Mind you, what Kevin serves at Raglan Road Irish Pub and Restaurant at Disney Springs (which – FYI – Orlando Magazine voted as the area’s best restaurant back in 2014) is nothing if not authentic. Dundon and his team at this acclaimed gastropub pride themselves on making traditional Irish fare and then contemporized it.

Copyright Disney Enterprises, Inc. All rights reserved

“Take – for example – what we serve here instead of corned beef & cabbage. Again, because it was pork – rather than beef – that was the true staple of the Irish diet back then, what we offer instead is a loin of bacon that has been glazed with Irish Mist. That then comes with colcannon potatoes. Which is this traditional Irish dish that’s made up of mashed potato that have had some cabbage & bacon mixed through it,” Kevin enthused. “This heavenly ham – that’s what we actually call this traditional Irish dish at Raglan Road, Kevin’s Heavenly Ham – also includes some savory cabbage with a parsley cream sauce as well as a raisin cider jus. It’s simple food. But because of the basic ingredients – and that’s the real secret of Irish cuisine. That our ingredients are so strong – the flavors just pop off the plate.”

Which brings us to the real challenge that Dundon and the Raglan Road team face every day. Making sure that they actually have all of the ingredients necessary to make this traditional-yet-contemporized Irish fare to those folks who frequent this Walt Disney World favorite.

“Take – for example – the fish we serve here. We only used cold water fish. Salmon, mussels and haddock that have been hauled out of the Atlantic, the ocean that America and Ireland share,” Kevin stated. “Not that there’s anything wrong with warm water fish. It’s just that … Well, it doesn’t have the same structure. It’s a softer fish, which doesn’t really fit the parameters of Irish cuisine. And if you’re going to serve authentic food, you have to be this dedicated when it comes to sourcing your ingredients.

Copyright Mitchell Beazley.
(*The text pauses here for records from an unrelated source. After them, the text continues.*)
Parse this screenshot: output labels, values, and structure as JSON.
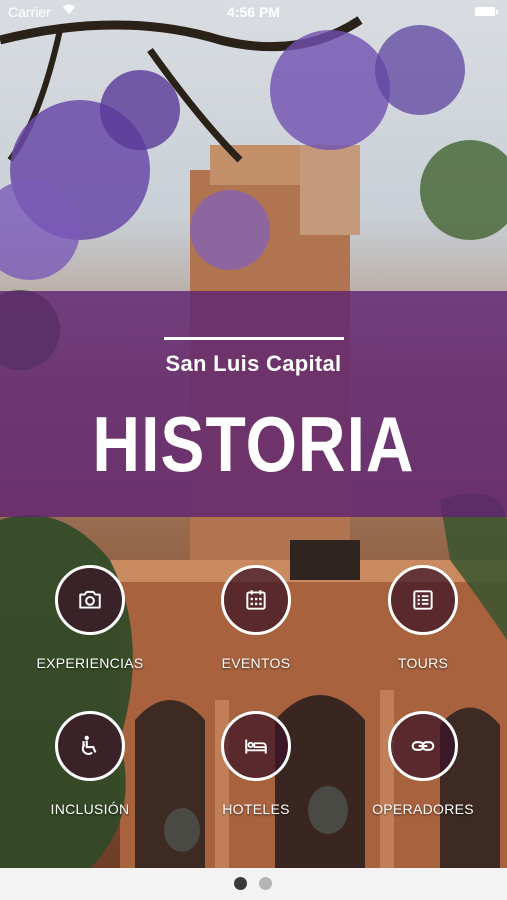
{
  "status_bar": {
    "carrier": "Carrier",
    "time": "4:56 PM"
  },
  "header": {
    "subtitle": "San Luis Capital",
    "title": "HISTORIA"
  },
  "menu": {
    "items": [
      {
        "label": "EXPERIENCIAS",
        "icon": "camera-icon"
      },
      {
        "label": "EVENTOS",
        "icon": "calendar-icon"
      },
      {
        "label": "TOURS",
        "icon": "list-icon"
      },
      {
        "label": "INCLUSIÓN",
        "icon": "accessibility-icon"
      },
      {
        "label": "HOTELES",
        "icon": "bed-icon"
      },
      {
        "label": "OPERADORES",
        "icon": "link-icon"
      }
    ]
  },
  "pagination": {
    "pages": 2,
    "current_page": 1
  },
  "colors": {
    "band_purple": "#602573",
    "icon_circle": "#3c1428",
    "label_text": "#ffffff"
  }
}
All rights reserved

And if you’re thinking of perhaps trying to serve an authentic Irish meal this year, rather than once again serving corned beef & cabbage at your Saint Patrick’s Day Feast … Well, back in September of last year, Mitchell Beazley published “The Raglan Road Cookbook: Inside America’s Favorite Irish Pub.” This 296-page hardcover not only includes the recipe for Kevin’s Heavenly Ham but also it tells the tale of how this now-world-renown restaurant wound up being built in Orlando.

On the other hand, if you happen to have to the luck of the Irish and are actually down at The Walt Disney World Resort right now, it’s worth noting that Raglan Road is right in the middle of its Mighty St. Patrick’s Day Festival. This four day-long event – which includes Irish bands and professional dancers – stretches through Sunday night. And in addition to all that authentic Irish fare that Dundon and his team are cooking up, you also sample the fine selection of beers & cocktails that this establishment’s four distinct antique bars (each of which are more than 130 years old and were imported directly from Ireland) will be serving. Just – As ucht Dé (That’s “For God’s Sake” in Gaelic) – don’t make the mistake of asking the bartender there for a mug of green beer.

“Why would anyone willingly drink something like that?,” Dundon laughed. “I mean, just imagine what their washroom will look like the morning after.”